Consequences? Link rot can be distilled down to one thing: 404 == bad user experience.

van Zoest spoke about some ways of detecting and discovering link rot in an auomated manner, and some Apache directives you can use to avoid the problem. Redirect, the mod_rewrite module, and using a PHP or CGI page for ErrorDocument 404 to try to dynamically redirect the URL to the new location.

The HTTP Content-Location header (not to be confused with the HTTP Location header) can be used to specify the permanent archive location of the current content. Useful for time-sensitive information, but user agents don’t really take advantage of this metadata.

van Zoest spent a few slides discussing how to avoid using things in URLs that one should avoid. For example, any query strings (the key=value pairs after the question-mark) make your pages less index-able by search engines, and you can often use Path Info instead. In addition, you can avoid extensions such as .php in URLs using techniques like Options +MultiViews, DefaultType, and ForceType.

In the future, Apache 2.0 could provide a map_to_storage hook which should help to make the URL-to-file system mapping less tightly coupled.

ApacheCon: Thursday Lunch

hard-rock-cafe.gif I got together with Ze’ev Suraski for lunch at the Hard Rock Cafe (just across the street from the Alexis Park Hotel).

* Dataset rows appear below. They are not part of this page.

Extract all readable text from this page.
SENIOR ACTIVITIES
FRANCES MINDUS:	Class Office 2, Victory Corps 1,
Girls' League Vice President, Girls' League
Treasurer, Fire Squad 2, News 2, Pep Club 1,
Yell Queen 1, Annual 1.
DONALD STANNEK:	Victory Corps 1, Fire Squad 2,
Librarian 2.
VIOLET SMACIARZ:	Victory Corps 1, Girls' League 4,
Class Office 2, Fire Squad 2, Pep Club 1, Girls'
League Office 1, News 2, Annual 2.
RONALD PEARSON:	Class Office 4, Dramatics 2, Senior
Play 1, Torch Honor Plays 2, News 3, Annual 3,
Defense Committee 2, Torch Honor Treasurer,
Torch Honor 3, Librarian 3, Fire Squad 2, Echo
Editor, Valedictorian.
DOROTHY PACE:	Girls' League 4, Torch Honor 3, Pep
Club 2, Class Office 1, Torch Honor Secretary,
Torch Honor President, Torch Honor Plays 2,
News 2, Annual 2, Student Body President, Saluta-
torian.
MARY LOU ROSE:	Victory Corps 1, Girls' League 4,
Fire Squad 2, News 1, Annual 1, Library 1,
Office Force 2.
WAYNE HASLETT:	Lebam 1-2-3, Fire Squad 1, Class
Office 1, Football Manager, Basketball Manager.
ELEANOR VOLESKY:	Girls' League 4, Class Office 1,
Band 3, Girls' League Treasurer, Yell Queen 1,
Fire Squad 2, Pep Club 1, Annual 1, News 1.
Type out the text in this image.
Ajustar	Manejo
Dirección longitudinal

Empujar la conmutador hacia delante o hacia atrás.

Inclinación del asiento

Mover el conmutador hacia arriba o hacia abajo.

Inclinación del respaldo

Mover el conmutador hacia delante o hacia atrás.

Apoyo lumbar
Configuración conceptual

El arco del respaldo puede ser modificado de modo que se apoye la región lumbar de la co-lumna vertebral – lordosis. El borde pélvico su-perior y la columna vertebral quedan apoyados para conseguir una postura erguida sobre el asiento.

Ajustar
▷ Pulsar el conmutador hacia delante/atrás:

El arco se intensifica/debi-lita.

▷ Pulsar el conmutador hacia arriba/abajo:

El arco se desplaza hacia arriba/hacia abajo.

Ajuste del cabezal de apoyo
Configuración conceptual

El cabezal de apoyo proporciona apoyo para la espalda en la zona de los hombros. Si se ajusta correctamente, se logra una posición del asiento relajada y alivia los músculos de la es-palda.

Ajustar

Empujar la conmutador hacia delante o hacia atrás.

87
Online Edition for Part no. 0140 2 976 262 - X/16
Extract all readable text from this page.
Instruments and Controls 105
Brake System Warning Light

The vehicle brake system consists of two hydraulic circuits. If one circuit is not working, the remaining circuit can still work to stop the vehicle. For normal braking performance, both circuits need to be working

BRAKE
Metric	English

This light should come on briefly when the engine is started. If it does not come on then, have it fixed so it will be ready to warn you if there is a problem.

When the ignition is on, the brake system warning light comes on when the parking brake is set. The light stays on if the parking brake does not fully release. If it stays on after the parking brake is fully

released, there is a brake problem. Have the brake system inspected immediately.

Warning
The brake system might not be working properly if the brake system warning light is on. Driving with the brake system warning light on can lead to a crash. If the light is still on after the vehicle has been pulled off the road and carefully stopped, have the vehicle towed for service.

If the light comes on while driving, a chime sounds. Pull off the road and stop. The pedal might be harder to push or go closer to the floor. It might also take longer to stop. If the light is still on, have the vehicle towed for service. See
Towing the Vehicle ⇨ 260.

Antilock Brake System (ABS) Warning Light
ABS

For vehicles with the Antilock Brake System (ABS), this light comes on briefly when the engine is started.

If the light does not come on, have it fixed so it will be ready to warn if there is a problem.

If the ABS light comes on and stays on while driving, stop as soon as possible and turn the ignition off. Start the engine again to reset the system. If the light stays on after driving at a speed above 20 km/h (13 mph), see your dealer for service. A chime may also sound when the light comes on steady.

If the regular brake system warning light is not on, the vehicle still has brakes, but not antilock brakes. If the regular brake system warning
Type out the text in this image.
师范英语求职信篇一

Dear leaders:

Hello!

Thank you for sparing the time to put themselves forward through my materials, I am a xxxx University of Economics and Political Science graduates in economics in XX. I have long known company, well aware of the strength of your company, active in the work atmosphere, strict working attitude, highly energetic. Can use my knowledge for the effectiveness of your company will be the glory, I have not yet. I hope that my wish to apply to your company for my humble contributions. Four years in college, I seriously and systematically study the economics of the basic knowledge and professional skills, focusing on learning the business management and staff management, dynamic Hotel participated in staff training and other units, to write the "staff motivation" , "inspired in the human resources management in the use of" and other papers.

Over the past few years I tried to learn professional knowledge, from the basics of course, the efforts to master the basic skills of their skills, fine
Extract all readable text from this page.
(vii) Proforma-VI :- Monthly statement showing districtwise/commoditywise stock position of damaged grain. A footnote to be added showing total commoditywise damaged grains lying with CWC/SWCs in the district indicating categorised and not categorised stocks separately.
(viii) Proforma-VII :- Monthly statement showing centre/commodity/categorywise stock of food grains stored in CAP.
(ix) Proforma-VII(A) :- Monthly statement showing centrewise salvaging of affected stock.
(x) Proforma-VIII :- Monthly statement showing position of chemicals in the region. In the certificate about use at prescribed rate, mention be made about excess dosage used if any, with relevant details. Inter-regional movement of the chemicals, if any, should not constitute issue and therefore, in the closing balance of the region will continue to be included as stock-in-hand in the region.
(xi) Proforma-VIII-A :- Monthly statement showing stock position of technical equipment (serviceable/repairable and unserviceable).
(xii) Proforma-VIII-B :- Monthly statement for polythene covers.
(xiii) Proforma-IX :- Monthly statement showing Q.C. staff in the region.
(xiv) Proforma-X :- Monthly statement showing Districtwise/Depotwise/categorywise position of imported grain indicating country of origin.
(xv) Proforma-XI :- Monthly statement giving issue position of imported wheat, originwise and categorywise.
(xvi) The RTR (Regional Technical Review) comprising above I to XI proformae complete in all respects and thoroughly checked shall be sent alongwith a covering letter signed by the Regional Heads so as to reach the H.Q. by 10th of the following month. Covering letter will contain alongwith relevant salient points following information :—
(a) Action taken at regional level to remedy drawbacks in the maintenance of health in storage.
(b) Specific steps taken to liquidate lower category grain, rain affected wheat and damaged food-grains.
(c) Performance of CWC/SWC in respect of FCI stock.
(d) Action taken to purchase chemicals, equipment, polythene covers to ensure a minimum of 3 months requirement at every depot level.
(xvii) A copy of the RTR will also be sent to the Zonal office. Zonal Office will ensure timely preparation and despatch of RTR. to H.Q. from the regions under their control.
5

We spoke about the matzav, how difficult it is to be a vegetarian during Pesach, Israeli politics, and our respective businesses. I got to practice a little bit of my Hebrew, but before I could embarass myself too much, we switched back to English.

I headed over to Stipe Tolj’s 1:30pm talk about using Apache as a WAP server, but I slipped into a post-lunch coma. I think I was awake for the last 20 minutes, so I got to hear a little about the Kannel server. Sounds interesting.